In all, 28 stents were implanted to the culprit lesions of acute coronary syndrome (ACS) and 85 stents were in stable lesions. NA was observed in 29 stents (25.7%) and the median duration from PCI to remote OCT examination was 5.1 (4.0-6.1) years. Multivariable logistic regression analysis revealed that low-density lipoprotein cholesterol (LDL-C) at follow-up OCT [odds ratio (OR) 1.03, 95% confidence interval (CI) 1.01-1.04, p<0.001], stent age (OR 2.13, 95% CI 1.36-3.31, p=0.001), and thin-cap fibroatheroma (TCFA) at baseline culprit lesions (OR 14.2, 95% CI 4.6-43.8, p<0.001) were independent predictors for the development of NA. In multiple linear regression analysis, in-stent lipid volume index was significantly correlated with LDL-C at follow-up OCT, stent age, the target lesion of ACS, and OCT-TCFA at baseline.

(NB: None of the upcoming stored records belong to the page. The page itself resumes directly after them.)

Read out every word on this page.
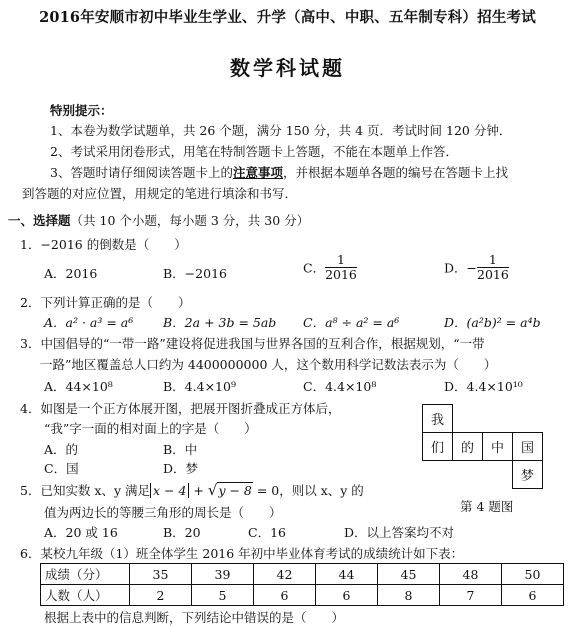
2016年安顺市初中毕业生学业、升学（高中、中职、五年制专科）招生考试
数学科试题
特别提示：
1、本卷为数学试题单，共 26 个题，满分 150 分，共 4 页．考试时间 120 分钟．
2、考试采用闭卷形式，用笔在特制答题卡上答题，不能在本题单上作答．
3、答题时请仔细阅读答题卡上的注意事项，并根据本题单各题的编号在答题卡上找
到答题的对应位置，用规定的笔进行填涂和书写．
一、选择题（共 10 个小题，每小题 3 分，共 30 分）
1．−2016 的倒数是（　　）
A．2016	B．−2016	C． $\frac{1}{2016}$	D．− $\frac{1}{2016}$
2．下列计算正确的是（　　）
A．a² · a³ = a⁶ B．2a + 3b = 5ab C．a⁸ ÷ a² = a⁶	D．(a²b)² = a⁴b
3．中国倡导的“一带一路”建设将促进我国与世界各国的互利合作，根据规划，“一带
一路”地区覆盖总人口约为 4400000000 人，这个数用科学记数法表示为（　　）
A．44×10⁸	B．4.4×10⁹	C．4.4×10⁸	D．4.4×10¹⁰
4．如图是一个正方体展开图，把展开图折叠成正方体后，
“我”字一面的相对面上的字是（　　）
A．的	B．中
C．国	D．梦
我
们	的	中	国
梦
第 4 题图
5．已知实数 x、y 满足 x − 4 + √y − 8 = 0，则以 x、y 的
值为两边长的等腰三角形的周长是（　　）
A．20 或 16	B．20	C．16	D．以上答案均不对
6．某校九年级（1）班全体学生 2016 年初中毕业体育考试的成绩统计如下表：
成绩（分）	35	39	42	44	45	48	50
人数（人）	2	5	6	6	8	7	6
根据上表中的信息判断，下列结论中错误的是（　　）
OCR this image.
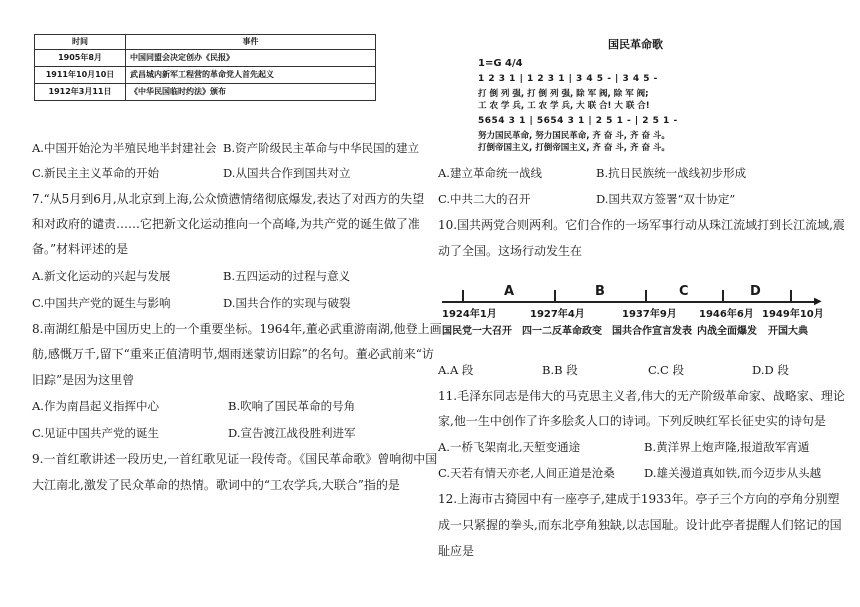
时间	事件
1905年8月	中国同盟会决定创办《民报》
1911年10月10日	武昌城内新军工程营的革命党人首先起义
1912年3月11日	《中华民国临时约法》颁布
A.中国开始沦为半殖民地半封建社会 B.资产阶级民主革命与中华民国的建立
C.新民主主义革命的开始	D.从国共合作到国共对立
7.“从5月到6月,从北京到上海,公众愤懑情绪彻底爆发,表达了对西方的失望
和对政府的谴责……它把新文化运动推向一个高峰,为共产党的诞生做了准
备。”材料评述的是
A.新文化运动的兴起与发展	B.五四运动的过程与意义
C.中国共产党的诞生与影响	D.国共合作的实现与破裂
8.南湖红船是中国历史上的一个重要坐标。1964年,董必武重游南湖,他登上画
舫,感慨万千,留下“重来正值清明节,烟雨迷蒙访旧踪”的名句。董必武前来“访
旧踪”是因为这里曾
A.作为南昌起义指挥中心	B.吹响了国民革命的号角
C.见证中国共产党的诞生	D.宣告渡江战役胜利进军
9.一首红歌讲述一段历史,一首红歌见证一段传奇。《国民革命歌》曾响彻中国
大江南北,激发了民众革命的热情。歌词中的“工农学兵,大联合”指的是
国民革命歌
1=G 4/4
1 2 3 1 | 1 2 3 1 | 3 4 5 - | 3 4 5 -
打 倒 列 强, 打 倒 列 强, 除 军 阀, 除 军 阀;
工 农 学 兵, 工 农 学 兵, 大 联 合! 大 联 合!
5654 3 1 | 5654 3 1 | 2 5 1 - | 2 5 1 -
努力国民革命, 努力国民革命, 齐 奋 斗, 齐 奋 斗。
打倒帝国主义, 打倒帝国主义, 齐 奋 斗, 齐 奋 斗。
A.建立革命统一战线	B.抗日民族统一战线初步形成
C.中共二大的召开	D.国共双方签署“双十协定”
10.国共两党合则两利。它们合作的一场军事行动从珠江流域打到长江流域,震
动了全国。这场行动发生在
▶
A	B	C	D
1924年1月	1927年4月	1937年9月 1946年6月 1949年10月
国民党一大召开 四一二反革命政变 国共合作宣言发表 内战全面爆发 开国大典
A.A 段	B.B 段	C.C 段	D.D 段
11.毛泽东同志是伟大的马克思主义者,伟大的无产阶级革命家、战略家、理论
家,他一生中创作了许多脍炙人口的诗词。下列反映红军长征史实的诗句是
A.一桥飞架南北,天堑变通途	B.黄洋界上炮声隆,报道敌军宵遁
C.天若有情天亦老,人间正道是沧桑	D.雄关漫道真如铁,而今迈步从头越
12.上海市古猗园中有一座亭子,建成于1933年。亭子三个方向的亭角分别塑
成一只紧握的拳头,而东北亭角独缺,以志国耻。设计此亭者提醒人们铭记的国
耻应是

In addition to the known predictors, underlying plaque characteristics at the time of stenting was significantly associated with the development of NA at approximately 5 years after stent implantation.
新生动脉粥样硬化(NA)被认为是导致晚期支架失败的一个重要因素。本研究旨在通过光学相干断层扫描(OCT)探讨术前潜在斑块形态是否与 NA 的发生有关。
回顾性分析 98 例患者的 113 个支架[25 个裸金属支架、22 个第一代药物洗脱支架(DES)、66 个第二代 DES],这些患者在经皮冠状动脉介入治疗(PCI)前行 PCI 术前 OCT 检查,且在支架置入后 >3 年进行了晚期 OCT 检查。在 OCT 分析中,NA 定义为富含脂质或钙化的新生内膜。支架内脂质体积指数定义为支架内平均脂质弧乘以支架内脂质长度。
共 28 个支架植入急性冠状动脉综合征(ACS)罪犯病变,85 个支架植入稳定病变。29 个支架(25.7%)观察到 NA,从 PCI 到远程 OCT 检查的中位时间为 5.1(4.0-6.1)年。多变量逻辑回归分析显示,随访 OCT 中的低密度脂蛋白胆固醇(LDL-C)[比值比(OR)1.03,95%置信区间(CI)1.01-1.04,p<0.001]、支架年龄(OR 2.13,95%CI 1.36-3.31,p=0.001)和基线罪犯病变中的薄帽纤维粥样斑块(TCFA)(OR 14.2,95%CI 4.6-43.8,p<0.001)是 NA 发生的独立预测因素。在多元线性回归分析中,支架内脂质体积指数与随访 OCT 中的 LDL-C、支架年龄、ACS 的靶病变和基线 OCT-TCFA 显著相关。
除了已知的预测因素外,支架置入时的潜在斑块特征与支架置入后约 5 年发生 NA 显著相关。